ここでは米軍所属のIS操縦者、ナターシャ・ファイルス中尉が新型の軍用ISを纏って随伴機と共にテストを行っていた。

 

「各部チェック……問題無し。コンディションは最高よ」

 

『よし、このまま稼働テストに移ってくれ。武装のロックは外すなよ?』

 

「わかっているわ」

 

冗談混じりに言う試験官に肩を竦めながら言うと、ナターシャはディスプレーを操作していく。

 

ビーッ! ビーッ!

 

突如として警告音と共に目の前がエラー画面で埋め尽くされる。

 

「な、何よこれ!? 一体何が!?」

 

『緊急停止装置は……ダメだ、作動しない! 機体を解除しろ!』

 

「無理よ! 完全に制御できなくなってるわ! このままじゃ暴走してしまう!」

 

『仕方がない……通信兵は直ちに軍に通達を! 終えたらすぐにここから逃げるんだ! 死にたくなければ急げ!!』

 

指示のすぐ後、軍用ISは完全に操縦者の制御下から外れて暴走。
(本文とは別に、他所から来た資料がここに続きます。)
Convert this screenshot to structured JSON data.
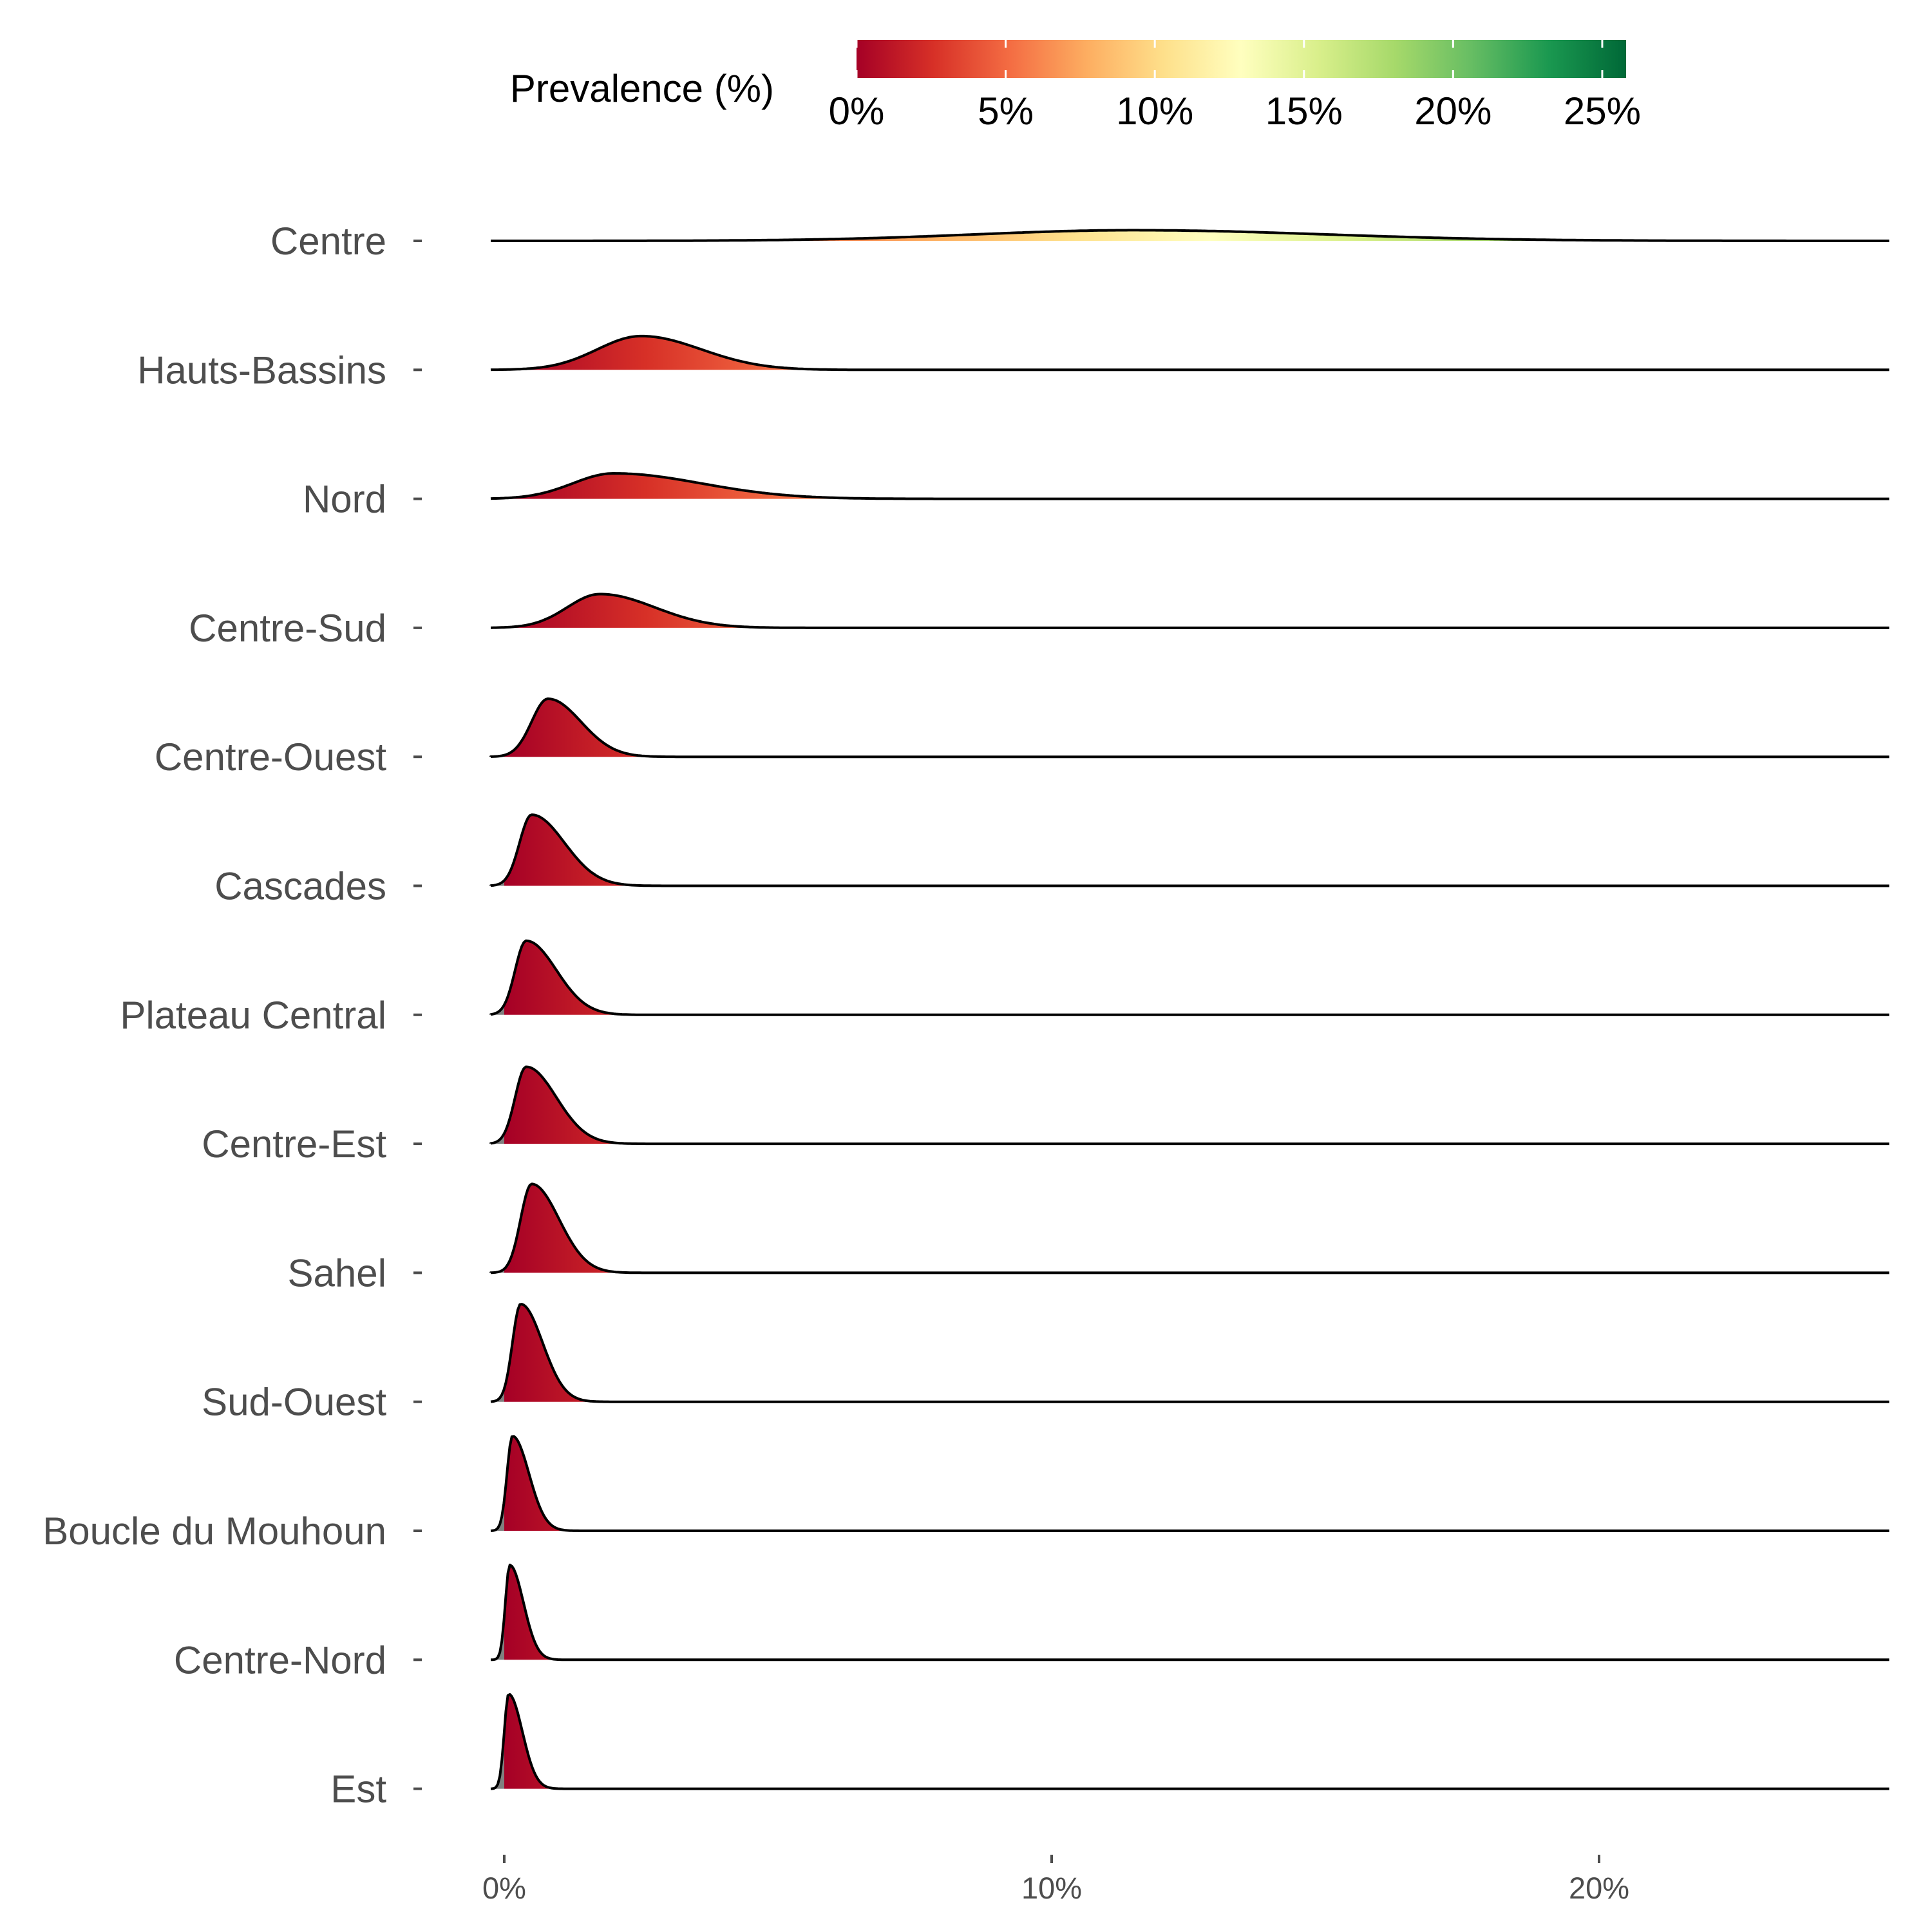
{
  "chart_data": {
    "type": "ridgeline",
    "title": "",
    "xlabel": "",
    "ylabel": "",
    "xlim": [
      -0.3,
      25.3
    ],
    "x_ticks": [
      {
        "value": 0,
        "label": "0%"
      },
      {
        "value": 10,
        "label": "10%"
      },
      {
        "value": 20,
        "label": "20%"
      }
    ],
    "legend": {
      "title": "Prevalence (%)",
      "placement": "top",
      "range": [
        0,
        25.8
      ],
      "ticks": [
        {
          "value": 0,
          "label": "0%"
        },
        {
          "value": 5,
          "label": "5%"
        },
        {
          "value": 10,
          "label": "10%"
        },
        {
          "value": 15,
          "label": "15%"
        },
        {
          "value": 20,
          "label": "20%"
        },
        {
          "value": 25,
          "label": "25%"
        }
      ],
      "colors": [
        "#a50026",
        "#d73027",
        "#f46d43",
        "#fdae61",
        "#fee08b",
        "#ffffbf",
        "#d9ef8b",
        "#a6d96a",
        "#66bd63",
        "#1a9850",
        "#006837"
      ],
      "below_range_color": "#808080"
    },
    "series": [
      {
        "name": "Centre",
        "peaks": [
          {
            "mu": 11.5,
            "sl": 2.9,
            "sr": 3.5,
            "h": 0.18
          }
        ]
      },
      {
        "name": "Hauts-Bassins",
        "peaks": [
          {
            "mu": 2.5,
            "sl": 0.8,
            "sr": 1.1,
            "h": 0.57
          }
        ]
      },
      {
        "name": "Nord",
        "peaks": [
          {
            "mu": 2.0,
            "sl": 0.75,
            "sr": 1.6,
            "h": 0.43
          }
        ]
      },
      {
        "name": "Centre-Sud",
        "peaks": [
          {
            "mu": 1.75,
            "sl": 0.6,
            "sr": 1.0,
            "h": 0.57
          }
        ]
      },
      {
        "name": "Centre-Ouest",
        "peaks": [
          {
            "mu": 0.8,
            "sl": 0.3,
            "sr": 0.6,
            "h": 0.98
          }
        ]
      },
      {
        "name": "Cascades",
        "peaks": [
          {
            "mu": 0.5,
            "sl": 0.22,
            "sr": 0.6,
            "h": 1.2
          }
        ]
      },
      {
        "name": "Plateau Central",
        "peaks": [
          {
            "mu": 0.4,
            "sl": 0.2,
            "sr": 0.55,
            "h": 1.25
          }
        ]
      },
      {
        "name": "Centre-Est",
        "peaks": [
          {
            "mu": 0.4,
            "sl": 0.2,
            "sr": 0.55,
            "h": 1.3
          }
        ]
      },
      {
        "name": "Sahel",
        "peaks": [
          {
            "mu": 0.5,
            "sl": 0.2,
            "sr": 0.5,
            "h": 1.5
          }
        ]
      },
      {
        "name": "Sud-Ouest",
        "peaks": [
          {
            "mu": 0.3,
            "sl": 0.15,
            "sr": 0.4,
            "h": 1.65
          }
        ]
      },
      {
        "name": "Boucle du Mouhoun",
        "peaks": [
          {
            "mu": 0.15,
            "sl": 0.1,
            "sr": 0.3,
            "h": 1.6
          }
        ]
      },
      {
        "name": "Centre-Nord",
        "peaks": [
          {
            "mu": 0.1,
            "sl": 0.08,
            "sr": 0.25,
            "h": 1.6
          }
        ]
      },
      {
        "name": "Est",
        "peaks": [
          {
            "mu": 0.08,
            "sl": 0.08,
            "sr": 0.25,
            "h": 1.6
          }
        ]
      }
    ]
  }
}
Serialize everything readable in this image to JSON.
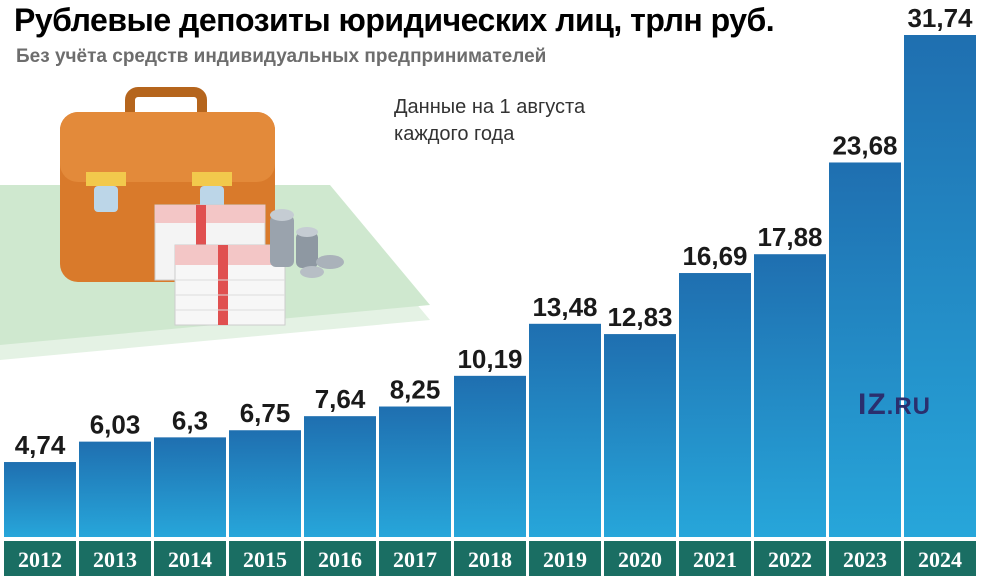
{
  "header": {
    "title": "Рублевые депозиты юридических лиц, трлн руб.",
    "subtitle": "Без учёта средств индивидуальных предпринимателей",
    "note_line1": "Данные на 1 августа",
    "note_line2": "каждого года"
  },
  "logo": {
    "main": "IZ",
    "suffix": ".RU"
  },
  "colors": {
    "bar_top": "#1f6fb0",
    "bar_bottom": "#27a6da",
    "axis_band": "#1a6e63",
    "axis_text": "#ffffff",
    "label_text": "#1a1a1a"
  },
  "icons": [
    "briefcase-icon",
    "banknote-stack-icon",
    "coin-stack-icon"
  ],
  "chart_data": {
    "type": "bar",
    "title": "Рублевые депозиты юридических лиц, трлн руб.",
    "subtitle": "Без учёта средств индивидуальных предпринимателей",
    "categories": [
      "2012",
      "2013",
      "2014",
      "2015",
      "2016",
      "2017",
      "2018",
      "2019",
      "2020",
      "2021",
      "2022",
      "2023",
      "2024"
    ],
    "values": [
      4.74,
      6.03,
      6.3,
      6.75,
      7.64,
      8.25,
      10.19,
      13.48,
      12.83,
      16.69,
      17.88,
      23.68,
      31.74
    ],
    "value_labels": [
      "4,74",
      "6,03",
      "6,3",
      "6,75",
      "7,64",
      "8,25",
      "10,19",
      "13,48",
      "12,83",
      "16,69",
      "17,88",
      "23,68",
      "31,74"
    ],
    "ylim": [
      0,
      31.74
    ],
    "grid": false,
    "legend": "none"
  }
}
その場で見境無く暴れ始めた。

 

 

 

 

 

 

 

 

 

 

 

 

 

 

 

 

 

 

 

 

 

 

 

 

 

 

 

 

 

 

 

 

 

二時間後、亡国機業(ファントム・タスク)にて。

 

ピピピピッ! ピピピピッ!

 

「ん?」

 

デスクに座る凌馬のパソコンからアラート音が聞こえ、キーボードを操作すると表示された画面を見て顔色を変えた。

 

「(ついに来たか)みんな、ちょっと来てくれ。厄介なことになった」

 

ソファに座っていたスコール、オータム、束が凌馬の傍に集まってパソコンを見る。

 

「新型軍用ISの暴走を止めてくれ? 内容も内容だけど、アメリカから直接依頼が来るなんて、唯事じゃないわね」

 

「てか二時間も暴れてたのかよ。現在は移動してるらしいが…………っておい! コイツ一夏達のとこへ向かってるぞ!?」

 

「わかっている。束、私と一緒に合宿先に行こう。そこでみんなに指示を出す」

 

「オッケー!」

 

「で、俺達はここで待機か?」

 

「ああ。衛星を使って福音の周辺を常に観測しててくれ。じゃ、行ってくる」

 

そう言うと、ロックシードを2つとゲネシスドライバー一式を持って携帯を使って電話しながらピットへと向かった。